If you don't sponsor blogs then maybe you should, and if you do sponsor blogs maybe you should upgrade them, or make more of an effort to attract people to them.
Do you have a network of people who respond to internet postings about the sector, or do you just let postings get answered on an ad hoc basis where misconceptions are often allowed to go unchallenged?
Do you have a mechanism for pitching ideas on a regular basis to cable outlets, or think tanks, or organized labor -- the kind of mechanism that builds up relationships over time?
You get my point -- you need a campaign that is something more than the same old ideas.
I note it is encouraging this pattern is changing. I have no idea if the AIA advertising will make a difference, but I do think it is interesting. Manufacturing in the US is in steep decline, and the economic stimulus package in discussion in Congress will not curb that decline. Most Americans want to see our country make stuff, but it isn't easy to see how to turn things around.

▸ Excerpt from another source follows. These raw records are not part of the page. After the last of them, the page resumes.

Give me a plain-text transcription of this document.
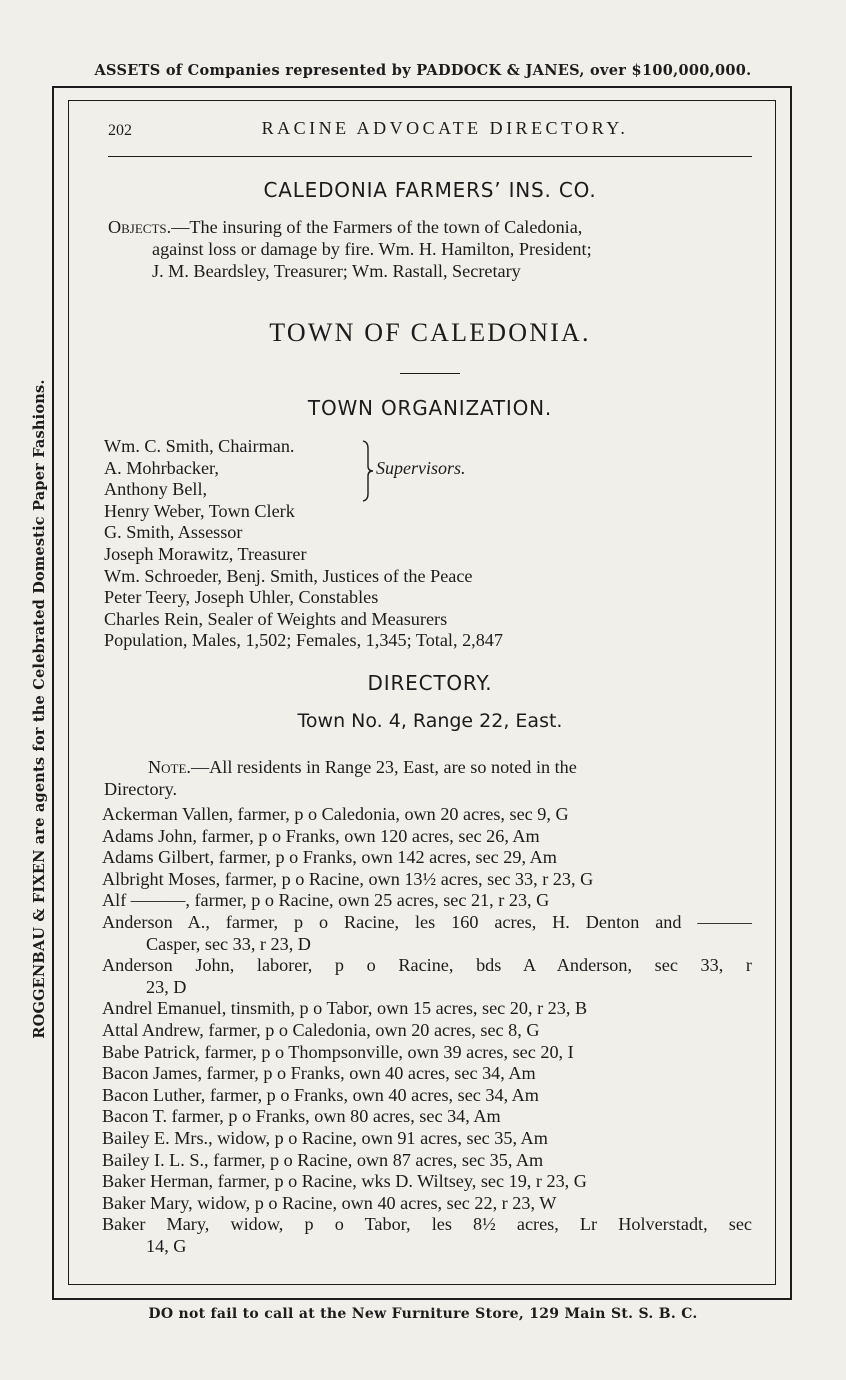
ASSETS of Companies represented by PADDOCK & JANES, over $100,000,000.
ROGGENBAU & FIXEN are agents for the Celebrated Domestic Paper Fashions.
DO not fail to call at the New Furniture Store, 129 Main St. S. B. C.
202	RACINE ADVOCATE DIRECTORY.
CALEDONIA FARMERS’ INS. CO.

Objects.—The insuring of the Farmers of the town of Caledonia,

against loss or damage by fire. Wm. H. Hamilton, President;

J. M. Beardsley, Treasurer; Wm. Rastall, Secretary

TOWN OF CALEDONIA.
TOWN ORGANIZATION.
Wm. C. Smith, Chairman.
A. Mohrbacker,
Anthony Bell,
Henry Weber, Town Clerk
G. Smith, Assessor
Joseph Morawitz, Treasurer
Wm. Schroeder, Benj. Smith, Justices of the Peace
Peter Teery, Joseph Uhler, Constables
Charles Rein, Sealer of Weights and Measurers
Population, Males, 1,502; Females, 1,345; Total, 2,847
Supervisors.
DIRECTORY.
Town No. 4, Range 22, East.
Note.—All residents in Range 23, East, are so noted in the
Directory.
Ackerman Vallen, farmer, p o Caledonia, own 20 acres, sec 9, G
Adams John, farmer, p o Franks, own 120 acres, sec 26, Am
Adams Gilbert, farmer, p o Franks, own 142 acres, sec 29, Am
Albright Moses, farmer, p o Racine, own 13½ acres, sec 33, r 23, G
Alf ———, farmer, p o Racine, own 25 acres, sec 21, r 23, G
Anderson A., farmer, p o Racine, les 160 acres, H. Denton and ———
Casper, sec 33, r 23, D
Anderson John, laborer, p o Racine, bds A Anderson, sec 33, r
23, D
Andrel Emanuel, tinsmith, p o Tabor, own 15 acres, sec 20, r 23, B
Attal Andrew, farmer, p o Caledonia, own 20 acres, sec 8, G
Babe Patrick, farmer, p o Thompsonville, own 39 acres, sec 20, I
Bacon James, farmer, p o Franks, own 40 acres, sec 34, Am
Bacon Luther, farmer, p o Franks, own 40 acres, sec 34, Am
Bacon T. farmer, p o Franks, own 80 acres, sec 34, Am
Bailey E. Mrs., widow, p o Racine, own 91 acres, sec 35, Am
Bailey I. L. S., farmer, p o Racine, own 87 acres, sec 35, Am
Baker Herman, farmer, p o Racine, wks D. Wiltsey, sec 19, r 23, G
Baker Mary, widow, p o Racine, own 40 acres, sec 22, r 23, W
Baker Mary, widow, p o Tabor, les 8½ acres, Lr Holverstadt, sec
14, G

These are real challenges for Congress, and explains why the DDG-1000 survived FY09 when by any measure other than industry, it shouldn't have. DDG-1000 has become a Congressional jobs program more than a Naval surface combatant program. With almost a million jobs having some touch to the DDG-1000 program in all 50 states, not to mention the program being critical to the only two shipyards able to build large surface warships, something has to give. The same scenario applies to the F-22 program, which is getting momentum for more money in Congress.
The question is, what should we do when major defense programs become major job programs from the perspective of Congress, and during rough economic times, make it prohibitive for the services to plan and spend reduced budgets wisely with Congress forcing the services to pay for these programs?
I think Congress and the Obama administration missed a real opportunity with the stimulus package bill. By shifting these big money defense items that are essentially job programs to the stimulus bill, the administration could then reduce the budgets of the services without creating a crisis with the defense industry. The F-22 and DDG-1000 are really good systems, no question they are beyond anything competitors have, but they are tremendously expensive and tied to too many jobs to effectively cancel outright. The Army and Marines have similar programs, but which to move is for someone else to suggest. Such a move would address the real challenge involved with reducing the defense budget, which is dealing with the reality it takes long term planning to do because radical change leads to shockwaves thus massive layoffs, which is always bad both economically and politically.